Дом О.Х. Бейнса стоял в пригороде Денвера, в районе, где было больше зелени, школ, парков и денег, чем в любом другом месте поблизости. Все дома стояли на огромных, тщательно подстриженных зеленых газонах, а гаражи габаритами превосходили размеры жилья большинства жителей города.
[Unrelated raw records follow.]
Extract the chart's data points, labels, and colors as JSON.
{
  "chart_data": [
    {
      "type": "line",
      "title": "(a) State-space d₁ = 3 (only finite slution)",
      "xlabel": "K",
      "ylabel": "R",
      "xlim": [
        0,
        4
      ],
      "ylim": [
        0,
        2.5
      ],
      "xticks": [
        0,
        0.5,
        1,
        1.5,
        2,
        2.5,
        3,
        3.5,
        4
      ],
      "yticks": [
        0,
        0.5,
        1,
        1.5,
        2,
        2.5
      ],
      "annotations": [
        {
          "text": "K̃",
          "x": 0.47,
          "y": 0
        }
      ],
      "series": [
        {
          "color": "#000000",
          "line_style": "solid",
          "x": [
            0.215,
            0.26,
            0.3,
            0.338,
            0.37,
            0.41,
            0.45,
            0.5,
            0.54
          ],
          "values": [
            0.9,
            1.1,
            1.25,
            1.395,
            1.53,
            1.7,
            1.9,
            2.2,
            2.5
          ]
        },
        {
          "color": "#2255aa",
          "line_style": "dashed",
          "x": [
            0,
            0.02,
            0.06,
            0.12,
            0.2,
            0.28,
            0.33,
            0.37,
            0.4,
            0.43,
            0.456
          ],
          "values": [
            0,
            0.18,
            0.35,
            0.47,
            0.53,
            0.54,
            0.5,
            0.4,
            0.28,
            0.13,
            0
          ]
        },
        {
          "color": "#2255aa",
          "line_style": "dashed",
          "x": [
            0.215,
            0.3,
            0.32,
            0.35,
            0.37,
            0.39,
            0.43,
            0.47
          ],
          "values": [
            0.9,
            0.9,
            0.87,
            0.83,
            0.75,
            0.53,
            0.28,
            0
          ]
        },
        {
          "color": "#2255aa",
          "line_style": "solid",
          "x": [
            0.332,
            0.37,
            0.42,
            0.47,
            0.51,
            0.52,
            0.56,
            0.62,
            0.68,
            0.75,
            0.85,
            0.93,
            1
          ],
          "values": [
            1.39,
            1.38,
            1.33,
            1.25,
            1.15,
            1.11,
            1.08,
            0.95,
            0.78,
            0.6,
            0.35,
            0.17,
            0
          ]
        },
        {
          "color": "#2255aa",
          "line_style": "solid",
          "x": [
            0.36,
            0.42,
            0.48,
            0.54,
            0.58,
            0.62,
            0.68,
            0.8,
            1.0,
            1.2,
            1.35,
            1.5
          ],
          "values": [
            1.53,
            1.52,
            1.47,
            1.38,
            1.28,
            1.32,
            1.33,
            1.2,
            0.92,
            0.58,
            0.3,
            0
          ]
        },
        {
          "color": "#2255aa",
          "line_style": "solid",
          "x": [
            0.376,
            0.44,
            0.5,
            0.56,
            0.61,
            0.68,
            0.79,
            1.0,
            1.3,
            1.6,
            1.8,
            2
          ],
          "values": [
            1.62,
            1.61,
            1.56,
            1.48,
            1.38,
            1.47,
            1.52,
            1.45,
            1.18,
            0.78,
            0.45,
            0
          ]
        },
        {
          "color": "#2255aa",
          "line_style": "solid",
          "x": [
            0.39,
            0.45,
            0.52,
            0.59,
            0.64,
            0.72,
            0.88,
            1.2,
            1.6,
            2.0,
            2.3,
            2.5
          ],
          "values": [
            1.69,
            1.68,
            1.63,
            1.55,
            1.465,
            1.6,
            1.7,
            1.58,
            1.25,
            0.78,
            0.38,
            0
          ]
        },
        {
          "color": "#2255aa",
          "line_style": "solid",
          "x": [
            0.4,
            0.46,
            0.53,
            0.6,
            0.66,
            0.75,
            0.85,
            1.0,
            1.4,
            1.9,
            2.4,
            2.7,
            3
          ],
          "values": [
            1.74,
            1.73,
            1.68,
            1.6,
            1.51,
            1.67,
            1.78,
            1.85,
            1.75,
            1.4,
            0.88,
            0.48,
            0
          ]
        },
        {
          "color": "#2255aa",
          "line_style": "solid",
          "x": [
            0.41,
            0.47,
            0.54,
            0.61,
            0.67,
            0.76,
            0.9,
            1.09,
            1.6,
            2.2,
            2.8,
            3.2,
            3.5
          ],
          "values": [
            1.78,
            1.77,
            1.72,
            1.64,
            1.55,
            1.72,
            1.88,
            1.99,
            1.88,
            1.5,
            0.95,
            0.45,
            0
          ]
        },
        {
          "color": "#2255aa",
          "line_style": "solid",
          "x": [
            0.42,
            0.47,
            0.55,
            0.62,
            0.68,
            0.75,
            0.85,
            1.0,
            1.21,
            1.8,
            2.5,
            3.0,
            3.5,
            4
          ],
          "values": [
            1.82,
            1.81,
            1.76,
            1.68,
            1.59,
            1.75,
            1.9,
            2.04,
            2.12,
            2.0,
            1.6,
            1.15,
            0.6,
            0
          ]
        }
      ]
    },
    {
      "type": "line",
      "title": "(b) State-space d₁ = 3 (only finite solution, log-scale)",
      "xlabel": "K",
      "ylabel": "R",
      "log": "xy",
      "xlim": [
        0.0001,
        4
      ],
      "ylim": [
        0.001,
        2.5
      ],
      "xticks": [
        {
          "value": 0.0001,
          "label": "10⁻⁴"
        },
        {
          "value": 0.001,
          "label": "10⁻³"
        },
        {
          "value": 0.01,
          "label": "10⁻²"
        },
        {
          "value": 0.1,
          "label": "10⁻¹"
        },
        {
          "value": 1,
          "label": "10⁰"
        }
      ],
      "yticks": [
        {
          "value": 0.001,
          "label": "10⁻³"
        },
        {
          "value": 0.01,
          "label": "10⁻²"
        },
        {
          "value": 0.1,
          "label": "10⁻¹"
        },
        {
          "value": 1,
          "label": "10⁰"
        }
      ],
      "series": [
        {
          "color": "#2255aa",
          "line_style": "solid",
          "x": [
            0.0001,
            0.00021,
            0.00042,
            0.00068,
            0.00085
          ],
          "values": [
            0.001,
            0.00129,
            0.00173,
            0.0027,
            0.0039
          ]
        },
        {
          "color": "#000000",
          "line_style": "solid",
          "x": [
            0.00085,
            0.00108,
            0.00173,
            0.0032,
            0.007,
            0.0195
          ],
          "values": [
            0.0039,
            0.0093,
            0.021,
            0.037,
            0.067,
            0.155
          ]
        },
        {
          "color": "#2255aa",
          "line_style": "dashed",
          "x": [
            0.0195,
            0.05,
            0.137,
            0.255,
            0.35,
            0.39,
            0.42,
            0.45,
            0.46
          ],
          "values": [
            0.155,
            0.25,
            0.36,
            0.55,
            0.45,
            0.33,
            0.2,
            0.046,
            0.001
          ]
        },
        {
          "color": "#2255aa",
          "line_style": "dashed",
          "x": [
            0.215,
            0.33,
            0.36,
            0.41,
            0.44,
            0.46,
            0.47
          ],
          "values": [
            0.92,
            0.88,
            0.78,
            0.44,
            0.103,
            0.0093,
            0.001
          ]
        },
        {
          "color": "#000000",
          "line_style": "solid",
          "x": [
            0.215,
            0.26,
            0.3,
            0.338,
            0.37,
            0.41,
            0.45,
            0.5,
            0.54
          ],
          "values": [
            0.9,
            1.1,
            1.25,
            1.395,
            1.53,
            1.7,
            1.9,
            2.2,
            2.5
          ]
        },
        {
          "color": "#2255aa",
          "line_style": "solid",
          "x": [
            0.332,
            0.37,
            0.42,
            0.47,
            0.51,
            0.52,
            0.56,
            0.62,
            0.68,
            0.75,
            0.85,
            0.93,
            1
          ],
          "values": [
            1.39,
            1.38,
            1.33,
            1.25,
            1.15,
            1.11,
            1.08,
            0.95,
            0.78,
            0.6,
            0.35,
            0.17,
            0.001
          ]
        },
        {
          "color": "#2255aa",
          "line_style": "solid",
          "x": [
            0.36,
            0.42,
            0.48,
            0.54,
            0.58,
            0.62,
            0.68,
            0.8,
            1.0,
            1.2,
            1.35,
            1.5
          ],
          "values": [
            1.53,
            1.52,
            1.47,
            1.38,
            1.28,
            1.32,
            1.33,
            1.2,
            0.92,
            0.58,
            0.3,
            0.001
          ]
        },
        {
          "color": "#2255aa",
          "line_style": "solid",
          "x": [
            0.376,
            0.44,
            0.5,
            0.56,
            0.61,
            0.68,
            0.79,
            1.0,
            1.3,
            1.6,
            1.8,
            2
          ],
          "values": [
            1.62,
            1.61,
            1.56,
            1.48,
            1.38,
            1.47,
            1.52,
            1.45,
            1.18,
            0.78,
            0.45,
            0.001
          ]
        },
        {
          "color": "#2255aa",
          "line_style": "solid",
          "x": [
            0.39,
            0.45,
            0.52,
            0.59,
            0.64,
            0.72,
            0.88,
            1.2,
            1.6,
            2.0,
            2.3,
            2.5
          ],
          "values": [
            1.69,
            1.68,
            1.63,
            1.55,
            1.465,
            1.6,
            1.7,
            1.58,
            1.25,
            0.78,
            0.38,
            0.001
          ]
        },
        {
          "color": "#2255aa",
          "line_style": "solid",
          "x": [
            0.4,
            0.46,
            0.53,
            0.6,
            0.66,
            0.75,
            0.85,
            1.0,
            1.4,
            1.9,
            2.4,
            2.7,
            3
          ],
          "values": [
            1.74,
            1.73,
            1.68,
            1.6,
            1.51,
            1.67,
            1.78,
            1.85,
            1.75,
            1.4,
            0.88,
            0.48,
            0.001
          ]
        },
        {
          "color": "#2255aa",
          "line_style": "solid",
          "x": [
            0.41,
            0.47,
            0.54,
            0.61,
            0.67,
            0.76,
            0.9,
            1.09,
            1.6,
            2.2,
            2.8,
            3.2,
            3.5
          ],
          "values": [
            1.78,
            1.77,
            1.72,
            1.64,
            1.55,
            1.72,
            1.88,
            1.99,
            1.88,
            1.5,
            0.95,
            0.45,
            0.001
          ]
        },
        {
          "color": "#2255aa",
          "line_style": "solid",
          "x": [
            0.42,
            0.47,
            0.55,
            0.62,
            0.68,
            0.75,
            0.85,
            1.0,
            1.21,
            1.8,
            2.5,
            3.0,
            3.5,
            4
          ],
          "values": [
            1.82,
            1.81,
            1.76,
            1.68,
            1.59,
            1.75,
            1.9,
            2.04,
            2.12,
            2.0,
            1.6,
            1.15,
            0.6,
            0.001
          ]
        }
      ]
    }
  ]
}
В доме Бейнсов, а также в доме покойных мистера и миссис Херберт Палмер никто не открывал. Соседями Бейнсов были некие Каннингэмы. Смит позвонил в звонок, дверь открыла ухоженная женщина средних лет в Дорогом твидовом костюме.
— Миссис Каннингэм?
Женщина отрицательно покачала головой.
— Я экономка. Чем могу вам помочь?
— Если не возражаете, я предпочел бы говорить с миссис Каннингэм. — Смит извлек из бумажника удостоверение сотрудника министерства финансов. — Дело очень срочное, — прибавил он.
— Миссис Каннингэм в спортивном зале. Я доложу о вас.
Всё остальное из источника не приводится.